Is Biden Worth Rebooting?


Remake (verb /rēˈmāk/) the rebooting and reworking of cultural emblems as a way to appeal to mass comfort.

Recently, it seems as if every show or movie that was ever remotely successful is being rebooted—not to mention Disney’s new business of making live-action films of every one of its animated classics. The popularity of such remakes and other cultural phenomena, like the resurgence of vintage technology, reveals a widespread culture of nostalgia that transcends the sociocultural sphere. 

The primary reason movie sequels began as a concept was because they appealed to this sense of comfort––familiarity with the characters and general plot arc of a film.
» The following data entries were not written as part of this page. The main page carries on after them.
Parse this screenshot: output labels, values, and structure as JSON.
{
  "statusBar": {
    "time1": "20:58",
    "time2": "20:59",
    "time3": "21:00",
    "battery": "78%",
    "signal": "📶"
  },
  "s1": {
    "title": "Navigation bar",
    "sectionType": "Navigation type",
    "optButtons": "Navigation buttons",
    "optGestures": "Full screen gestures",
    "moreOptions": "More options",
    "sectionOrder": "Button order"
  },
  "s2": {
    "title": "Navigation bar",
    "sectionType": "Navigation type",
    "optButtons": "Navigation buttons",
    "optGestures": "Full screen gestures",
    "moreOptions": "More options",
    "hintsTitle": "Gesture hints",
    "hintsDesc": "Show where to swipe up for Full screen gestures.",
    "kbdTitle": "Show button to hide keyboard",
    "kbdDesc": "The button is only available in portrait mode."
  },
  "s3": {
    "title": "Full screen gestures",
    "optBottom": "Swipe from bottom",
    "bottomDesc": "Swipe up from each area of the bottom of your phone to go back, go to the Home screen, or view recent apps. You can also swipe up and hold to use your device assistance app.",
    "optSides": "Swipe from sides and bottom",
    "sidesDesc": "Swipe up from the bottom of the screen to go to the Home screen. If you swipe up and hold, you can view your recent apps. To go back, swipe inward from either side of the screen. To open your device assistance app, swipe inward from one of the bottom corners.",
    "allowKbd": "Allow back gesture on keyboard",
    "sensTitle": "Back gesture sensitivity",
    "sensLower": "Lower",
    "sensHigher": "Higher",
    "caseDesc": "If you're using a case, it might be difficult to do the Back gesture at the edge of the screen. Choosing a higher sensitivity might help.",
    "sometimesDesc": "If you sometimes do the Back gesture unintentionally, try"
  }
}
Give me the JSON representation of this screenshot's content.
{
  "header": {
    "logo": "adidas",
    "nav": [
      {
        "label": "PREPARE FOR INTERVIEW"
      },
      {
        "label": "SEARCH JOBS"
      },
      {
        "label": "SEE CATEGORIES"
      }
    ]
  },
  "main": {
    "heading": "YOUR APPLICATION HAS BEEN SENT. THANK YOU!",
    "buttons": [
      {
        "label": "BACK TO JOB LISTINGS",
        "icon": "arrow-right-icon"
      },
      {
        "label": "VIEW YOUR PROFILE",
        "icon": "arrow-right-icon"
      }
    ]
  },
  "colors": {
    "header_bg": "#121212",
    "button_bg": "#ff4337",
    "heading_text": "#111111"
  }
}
In a similar sense, reboots and remakes are becoming all the rage, because the choice to bring back something proven to be successful in the past is a risk-averse strategy. 

Walt Hickey, a pop culture expert at FiveThirtyEight, has noted that because studios have seen a recent string of successes with remakes, they avoid wasting millions on something new that likely won’t buy out opening weekend, banking on the familiar instead.

He also cites that the level of commitment of going to the theater is noteworthy. "You are also asking them for two hours of their life. That ask isn't easy," he said. "[It’s] marginally easier when you say, 'Hey, remember that thing you liked? This new project incorporates some elements in that thing.'" 

The culture of nostalgia we experience at the theater also plays out with vintage technology––both polaroid cameras and vinyl records have made significant comebacks in the last five years. The appeal of nostalgia transcends pop culture. 

This risk-averse strategy and attraction to the familiar has also begun to play out across the national stage in the 2020 Democratic presidential debates. Former vice president Joe Biden is leading in the polls because he has a significant advantage relative to his competitors: name recognition. He has been a consistent figure in the US political landscape for over 45 years––he has a brand, good or bad, on which Americans have been able to consistently rely. 

However, it is for this very same familiarity that Biden has been the object of such scrutiny in the debates. He went head-to-head with Senator Kamala Harris in the first Democratic debate this past summer over his previous stance on integrating schools via busing in the 1970s. Two years after being elected to the Senate, a young Biden, who was a liberal Democrat and defender of civil rights, cast two votes in support of busing to achieve desegregation. After receiving backlash from his constituents who wanted him to be more overtly anti-busing, Biden switched lanes, emerging as “the Democratic Party’s leading anti-busing crusader.” In interviews on the issue, Biden called busing “asinine,” “racist,” and a quota system that would “ensure mediocrity.” In his 2007 autobiography, published only a year before Barack Obama asked Biden to be his running mate, he called forced busing “a liberal train wreck.”

Previous policy stances are not all Biden has come up against. He was most recently called out in the last debate for forgetting his own health care policy––originally stating people who couldn’t afford Medicare would have to buy in but then two minutes later, claiming they would be automatically enrolled into the system. 

His moderate stances, in addition to his seniority, may not appeal to a younger generation of voters, but the older generation sees Biden as a figure with the ability to cross partisan lines. He called lifelong segregationists like Senator Strom Thurmond “one of his closest friends,” led passage of the 1994 crime bill, and backed President Bush’s war in Iraq. With the country as divided as it is, relying on this playbook of bipartisanship might prove valuable. While other candidates may have this same quality, they are simply not well-known enough to win over the older generation of voters. 

It is extremely important, therefore, that the younger generation stays vigilant in moving away from this culture of nostalgia towards a culture of progress. We cannot abandon the promise of a brighter future for the sake of familiarity. We must reject the notion that people just aren’t that creative anymore––there are a number of Democratic candidates bringing fresh ideas to the table, such as ending the filibuster, supporting the Green New Deal, and banning big oil. We must stay as educated as possible on the policies each candidate is proposing and refuse to only vote based on whose name we know––because I can guarantee that older Democrats will be doing just that.